Metrics & Hotspots (17.01.06)

  • bundle exec rubocop --format offenses reports 366 offenses across 44 files, overwhelmingly Layout/SpaceInsideArrayLiteralBrackets (352 autocorrectable). Cleaning whitespace rules and enabling CI enforcement will quickly improve signal-to-noise.
  • bundle exec brakeman could not run because the gem is not in the bundle; adding it to the development group will enable baseline security scanning.
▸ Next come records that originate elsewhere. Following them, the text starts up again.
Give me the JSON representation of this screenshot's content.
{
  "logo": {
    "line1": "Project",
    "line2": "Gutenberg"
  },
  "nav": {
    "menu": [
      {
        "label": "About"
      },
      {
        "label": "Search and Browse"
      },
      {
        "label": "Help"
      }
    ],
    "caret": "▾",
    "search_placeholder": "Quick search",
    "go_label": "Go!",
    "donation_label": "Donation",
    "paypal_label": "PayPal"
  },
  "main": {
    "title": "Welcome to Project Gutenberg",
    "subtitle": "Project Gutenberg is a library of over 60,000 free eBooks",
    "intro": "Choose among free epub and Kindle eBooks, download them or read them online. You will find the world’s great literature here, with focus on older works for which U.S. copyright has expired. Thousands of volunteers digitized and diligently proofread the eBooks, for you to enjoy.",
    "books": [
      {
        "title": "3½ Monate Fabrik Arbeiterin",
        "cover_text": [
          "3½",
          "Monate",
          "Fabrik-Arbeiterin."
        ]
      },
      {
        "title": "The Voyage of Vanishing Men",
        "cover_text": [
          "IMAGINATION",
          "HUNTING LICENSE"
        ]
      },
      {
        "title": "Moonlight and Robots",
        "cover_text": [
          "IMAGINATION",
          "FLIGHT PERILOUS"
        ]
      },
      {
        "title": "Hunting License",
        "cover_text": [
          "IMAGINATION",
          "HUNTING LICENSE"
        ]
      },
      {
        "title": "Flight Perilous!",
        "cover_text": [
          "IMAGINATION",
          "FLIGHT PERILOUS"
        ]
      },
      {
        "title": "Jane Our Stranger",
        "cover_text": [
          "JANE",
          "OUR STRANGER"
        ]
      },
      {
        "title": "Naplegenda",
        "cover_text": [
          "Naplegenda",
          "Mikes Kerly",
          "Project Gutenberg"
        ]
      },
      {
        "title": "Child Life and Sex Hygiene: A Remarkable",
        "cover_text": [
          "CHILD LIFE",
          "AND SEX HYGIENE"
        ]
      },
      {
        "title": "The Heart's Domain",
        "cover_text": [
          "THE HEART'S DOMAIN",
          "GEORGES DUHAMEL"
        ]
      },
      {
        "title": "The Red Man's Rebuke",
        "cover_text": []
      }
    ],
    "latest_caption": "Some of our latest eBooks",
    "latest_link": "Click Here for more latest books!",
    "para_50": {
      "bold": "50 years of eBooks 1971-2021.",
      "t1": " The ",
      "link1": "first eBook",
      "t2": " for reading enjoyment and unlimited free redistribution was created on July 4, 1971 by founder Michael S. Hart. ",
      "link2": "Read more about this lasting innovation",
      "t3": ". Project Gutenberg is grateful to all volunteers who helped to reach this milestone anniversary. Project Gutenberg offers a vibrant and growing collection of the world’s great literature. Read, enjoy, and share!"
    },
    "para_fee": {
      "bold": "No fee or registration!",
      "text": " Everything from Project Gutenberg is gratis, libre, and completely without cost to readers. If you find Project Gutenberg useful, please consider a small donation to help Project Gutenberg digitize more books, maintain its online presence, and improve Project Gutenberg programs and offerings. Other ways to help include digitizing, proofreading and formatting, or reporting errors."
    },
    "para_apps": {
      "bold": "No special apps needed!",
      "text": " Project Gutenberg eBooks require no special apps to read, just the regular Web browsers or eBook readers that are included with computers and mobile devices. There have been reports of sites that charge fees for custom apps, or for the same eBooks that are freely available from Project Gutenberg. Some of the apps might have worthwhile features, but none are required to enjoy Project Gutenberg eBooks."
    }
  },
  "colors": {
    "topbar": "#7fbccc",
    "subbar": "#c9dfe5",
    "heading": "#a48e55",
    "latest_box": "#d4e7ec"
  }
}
  • SimpleCov is not configured (test/test_helper.rb lacks coverage hooks), so historical coverage trends are unavailable; enabling coverage reports will support future regressions analysis.
  • Hotspot summary:
    • Controllers: duplicated sanitization helper and complex inline Turbo responses (SourcesController#index, ItemsController#scrape).
    • Services: Fetching::FetchRunner and Scraping::ItemScraper concentrate orchestration, logging, and persistence logic in single classes, making them prime candidates for refactoring.
    • Jobs: Cleanup jobs’ duplicated option parsing invites inconsistencies when adding CLI flags.
    • Front-end: reliance on global Stimulus objects without build-time enforcement increases risk of runtime errors when assets load out of order.
  1. Extract shared request-sanitization and pagination helpers to reduce duplication in controllers.
  2. Break down FetchRunner and ItemScraper into smaller collaborators (e.g., concurrency guard, adapter resolver, persistence handler) to improve testability.
  3. Add Rubocop autocorrect (spacing rules) and wire Rubocop/Brakeman into CI to maintain quality gates.
  4. Decide on an asset pipeline (Importmap vs ESBuild) and refactor Stimulus controllers out of the global namespace, documenting required UMD shims until migration completes.
  5. Enable SimpleCov and capture baseline coverage for future phases, ensuring retention and scraping flows stay covered.